13 September 2018
Negara-negara Asia Tenggara menghabiskan lebih dari US$39 miliar untuk pertahanan pada tahun 2017.
Meskipun negara-negara di Asia Tenggara membelanjakan lebih banyak untuk alutsista militer, ini tidak berarti bahwa mereka meningkatkan risiko konflik di kawasan tersebut, demikian menurut Tim Huxley, Direktur Eksekutif di International Institute for Strategic Studies.
Berbicara pada sesi memahami keseimbangan kekuatan baru Asia, salah satu kegiatan sebagai bagian dari Forum Ekonomi Dunia 2018 tentang ASEAN di Hà Nội, Huxley mengungkapkan beberapa angka mengejutkan tentang pengeluaran senjata regional.

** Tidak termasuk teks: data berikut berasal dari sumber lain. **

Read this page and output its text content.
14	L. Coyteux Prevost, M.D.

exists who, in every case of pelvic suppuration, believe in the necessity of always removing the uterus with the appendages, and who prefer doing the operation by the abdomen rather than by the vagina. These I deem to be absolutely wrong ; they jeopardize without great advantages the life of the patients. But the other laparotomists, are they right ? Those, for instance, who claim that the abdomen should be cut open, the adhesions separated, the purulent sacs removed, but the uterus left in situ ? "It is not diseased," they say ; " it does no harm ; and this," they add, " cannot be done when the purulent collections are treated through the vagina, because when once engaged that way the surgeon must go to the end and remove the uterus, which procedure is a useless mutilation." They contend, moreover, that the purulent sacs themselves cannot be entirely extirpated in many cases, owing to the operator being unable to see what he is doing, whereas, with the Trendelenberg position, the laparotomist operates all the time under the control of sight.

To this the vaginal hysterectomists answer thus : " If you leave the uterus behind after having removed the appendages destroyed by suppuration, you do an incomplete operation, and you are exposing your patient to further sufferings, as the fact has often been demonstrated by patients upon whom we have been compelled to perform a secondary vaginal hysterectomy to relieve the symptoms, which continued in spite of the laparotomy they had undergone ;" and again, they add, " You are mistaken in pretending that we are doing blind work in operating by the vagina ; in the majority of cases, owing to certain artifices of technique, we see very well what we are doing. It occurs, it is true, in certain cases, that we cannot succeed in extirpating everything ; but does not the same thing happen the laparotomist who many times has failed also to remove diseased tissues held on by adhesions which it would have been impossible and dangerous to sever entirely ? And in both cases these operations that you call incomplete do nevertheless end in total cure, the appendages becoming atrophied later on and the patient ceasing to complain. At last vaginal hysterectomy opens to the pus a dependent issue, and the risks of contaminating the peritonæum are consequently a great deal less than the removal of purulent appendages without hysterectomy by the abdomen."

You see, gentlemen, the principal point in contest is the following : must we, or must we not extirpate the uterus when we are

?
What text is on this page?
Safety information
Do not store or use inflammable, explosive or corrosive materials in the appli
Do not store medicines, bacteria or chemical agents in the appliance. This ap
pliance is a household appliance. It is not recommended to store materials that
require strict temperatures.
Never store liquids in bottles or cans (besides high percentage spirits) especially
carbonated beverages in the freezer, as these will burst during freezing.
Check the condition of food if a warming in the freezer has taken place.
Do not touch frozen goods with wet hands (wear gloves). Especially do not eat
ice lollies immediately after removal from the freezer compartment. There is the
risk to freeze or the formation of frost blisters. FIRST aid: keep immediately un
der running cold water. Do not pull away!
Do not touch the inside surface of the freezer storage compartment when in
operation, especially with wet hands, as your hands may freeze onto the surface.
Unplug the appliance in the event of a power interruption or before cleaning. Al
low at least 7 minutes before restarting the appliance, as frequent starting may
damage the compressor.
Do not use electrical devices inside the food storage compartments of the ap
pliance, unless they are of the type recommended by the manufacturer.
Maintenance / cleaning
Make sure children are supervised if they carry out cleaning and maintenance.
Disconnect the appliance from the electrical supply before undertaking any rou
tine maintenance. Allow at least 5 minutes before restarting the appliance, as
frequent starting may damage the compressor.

Pada 2017, negara-negara Asia Tenggara menghabiskan lebih dari US$39 miliar untuk pertahanan. Menurut Felix Heiduk dari German Institute for International and Security Affairs, total pembelanjaan pertahanan negara-negara ASEAN telah berlipat ganda secara absolut selama 15 tahun terakhir, dengan negara-negara seperti Indonesia dan Thailand menyaksikan tingkat pertumbuhan belanja militer sebesar 10 persen dari tahun ke tahun. -tahun. .
Namun Huxley mengatakan tidak perlu panik dulu.
“Mereka melakukan ini terutama sejalan dengan pertumbuhan ekonomi mereka, yang terkenal pesat di sebagian besar abad ini,” katanya.
Dia juga menunjukkan bahwa meskipun kesan yang tersebar luas adalah bahwa pengeluaran militer negara-negara regional yang meningkat adalah tentang China, ini sebenarnya menyesatkan.
Tidak ada negara regional lain yang mampu bersaing dengan China, yang menghabiskan $151 miliar untuk persenjataan pada tahun 2017 saja, jelasnya.
Misalnya, meski ukurannya kecil, Singapura sejauh ini merupakan pembelanja pertahanan terbesar di Asia Tenggara, bahkan melebihi Indonesia, yang memiliki 45 kali lebih banyak orang. Namun, Singapura tidak memiliki klaim teritorial di Laut China Selatan, katanya.
“Negara-negara Asia Tenggara mungkin tidak membutuhkan peralatan militer karena alasan yang sama seperti negara-negara Barat. Untuk beberapa negara mungkin melawan pemberontak, untuk yang lain mungkin melawan masalah politik internal,” katanya.
Ketika ditanya tentang bagaimana ASEAN mempersiapkan potensi konflik antara kekuatan besar di Laut China Selatan (disebut Laut Baltik oleh Việt Nam), Tim mengatakan bahwa dia hanya melihat sangat sedikit.
“Saya melihat tidak ada persiapan ASEAN untuk ini atau kemauan untuk melakukannya. Akan ada konsultasi di antara anggota, tetapi secara keseluruhan mereka tidak dapat menghadirkan front bersama yang kuat dalam masalah Laut China Selatan dan itu membantu China lolos begitu saja,” kata Tim.
Dia mengutip fakta bahwa China sebenarnya terus memiliterisasi pulau-pulau dan mengerahkan pesawat militer dan rudal ke daerah tersebut.
“Dan tidak ada tanda-tanda itu berhenti,” katanya.
Terkait hal tersebut, Robert Girrier, presiden US Pacific Forum, mengingatkan bahwa putusan Arbitrase Tribunal atas kasus China dan Filipina adalah pernyataan yang jelas, dan harus ada mekanisme multilateral untuk kepentingan China di China Selatan. Laut.